Sevgili meslektaşlarım Kadriye ve Ömer çifti biricik yavruları Deniz Yavuzyılmaz dünyaya geldiğinde,  sanırım, yıllar sonra genç yaşta milletvekili aday adayı olup önseçime girip çocukluğunu ve gençliğini yaşadığı kenti dalgalandırarak kaya gibi adayları yerlerinden söküp milletvekili olacağını akıllarının ucundan bile geçirmemişlerdir.

Deniz’i yıllar önce Ankara’da parti okulunda eğitim aldığımız sırada tanımıştım. Zonguldak’lılığının yanı sıra, anne ve babasından daha samimi olduğum ADD’nin de bir dönem başkanlığını da yapmış olan av. Sabri Yavuzyılmaz’ın yeğeni olması bizi yakınlaştırmıştı. Tanıdıkça büyük oğlum Özgür’le de arkadaş olduğunu öğrendiğimde daha farklı sevmiştim.

Milletvekili adaylığı kesinleşince bilinenin dışında kurduğu ekip ve uygulamakta olduğu çalışma yöntemini gördüğümde herkes gibi bende hayran oldum.

Hayran olmamak ne mümkün;

Aralarında atanamayan öğretmen ve doktorun da bulunduğu gönüllü bir ekiple, hiç durmadan dinlenmeden çalışıyor.

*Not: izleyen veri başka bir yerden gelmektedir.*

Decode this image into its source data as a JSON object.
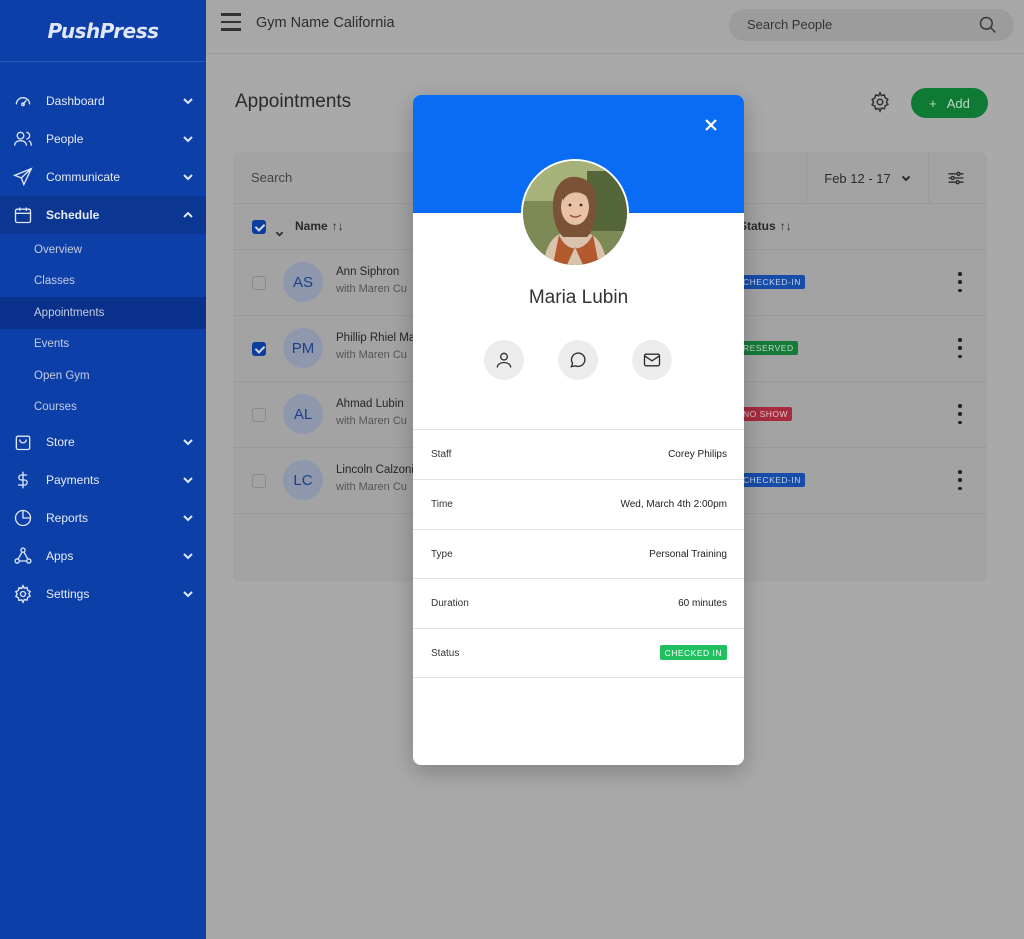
{
  "brand": {
    "logo_text": "PushPress"
  },
  "sidebar": {
    "items": [
      {
        "label": "Dashboard",
        "icon": "dashboard-icon"
      },
      {
        "label": "People",
        "icon": "people-icon"
      },
      {
        "label": "Communicate",
        "icon": "send-icon"
      },
      {
        "label": "Schedule",
        "icon": "calendar-icon"
      },
      {
        "label": "Store",
        "icon": "store-icon"
      },
      {
        "label": "Payments",
        "icon": "dollar-icon"
      },
      {
        "label": "Reports",
        "icon": "pie-chart-icon"
      },
      {
        "label": "Apps",
        "icon": "apps-icon"
      },
      {
        "label": "Settings",
        "icon": "gear-icon"
      }
    ],
    "schedule_sub": [
      "Overview",
      "Classes",
      "Appointments",
      "Events",
      "Open Gym",
      "Courses"
    ],
    "active_sub": "Appointments"
  },
  "topbar": {
    "gym_name": "Gym Name California",
    "search_placeholder": "Search People"
  },
  "main": {
    "title": "Appointments",
    "add_label": "Add",
    "table_search": "Search",
    "date_range": "Feb 12 - 17",
    "columns": {
      "name": "Name",
      "status": "Status"
    },
    "rows": [
      {
        "initials": "AS",
        "name": "Ann Siphron",
        "sub": "with Maren Cu",
        "status": "CHECKED-IN",
        "checked": false
      },
      {
        "initials": "PM",
        "name": "Phillip Rhiel Ma",
        "sub": "with Maren Cu",
        "status": "RESERVED",
        "checked": true
      },
      {
        "initials": "AL",
        "name": "Ahmad Lubin",
        "sub": "with Maren Cu",
        "status": "NO SHOW",
        "checked": false
      },
      {
        "initials": "LC",
        "name": "Lincoln Calzoni",
        "sub": "with Maren Cu",
        "status": "CHECKED-IN",
        "checked": false
      }
    ]
  },
  "modal": {
    "name": "Maria Lubin",
    "details": [
      {
        "key": "Staff",
        "value": "Corey Philips"
      },
      {
        "key": "Time",
        "value": "Wed, March 4th 2:00pm"
      },
      {
        "key": "Type",
        "value": "Personal Training"
      },
      {
        "key": "Duration",
        "value": "60 minutes"
      },
      {
        "key": "Status",
        "value": "CHECKED IN"
      }
    ]
  },
  "colors": {
    "sidebar": "#0d3fa8",
    "modal_header": "#0a6cf5",
    "add_button": "#0f7a34",
    "checked_in": "#20c060"
  }
}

Ele avuca sığmaz afacan çocuk gibi, bir bakıyorsun en ücra köyde. Köylülerle tek tek konuşup dertlerini dinleyip, kandillerini kutluyor, çapayı eline alıp tarla kazıyor.

Şehre inip maden işçilerini ziyaret etmek üzere ocağa giriyor, kömür karasına bulaşıyor. Bakımsızlıktan, başta sendikanın olmak üzere bütün kentin utancı olarak duran şehit madencilerinin isimlerinin plakalarını yerleştiriyor.

Efsane takımımız Zonguldakspor’un bir üst lige çıkmasına destek vermek için içerde ve dışarıdaki hiçbir maçını kaçırmıyor.

Kendi seçim aracının yanı sıra dolmuşa binip halkla birlikte seyahat ediyor.

Empati yaparak duyarlı davranıp, engellilerle birlikte oluyor.

Tekstil fabrikasına giderek kadınlarla birlikte üretim yapıyor. Pazar esnafı ile birlikte olup üretilen tekstil ürünlerini pazarlıyor.

Liselerin ve üniversite öğrencilerinin etkinliklerine ve şenliklerine katılıp Gençlik ateşini körüklüyor.

Düğünlere katılıp genç çiftlere mutluluk dileklerini sunarken, çevre bilincinin gelişmesine katkı sunmalarını özendirmek için “ bir can, bir fidan” sloganını kullanarak alışılmışın dışına çıkıyor.

Gezi olaylarının yıldönümünde, Tıp Fakültesinde Doktorlar ve sağlık personeli ile kınama eylemlerinde hep o var.

Gündüz ona yetmiyor, gece de asfalt çalışmalarını yerinde denetliyor.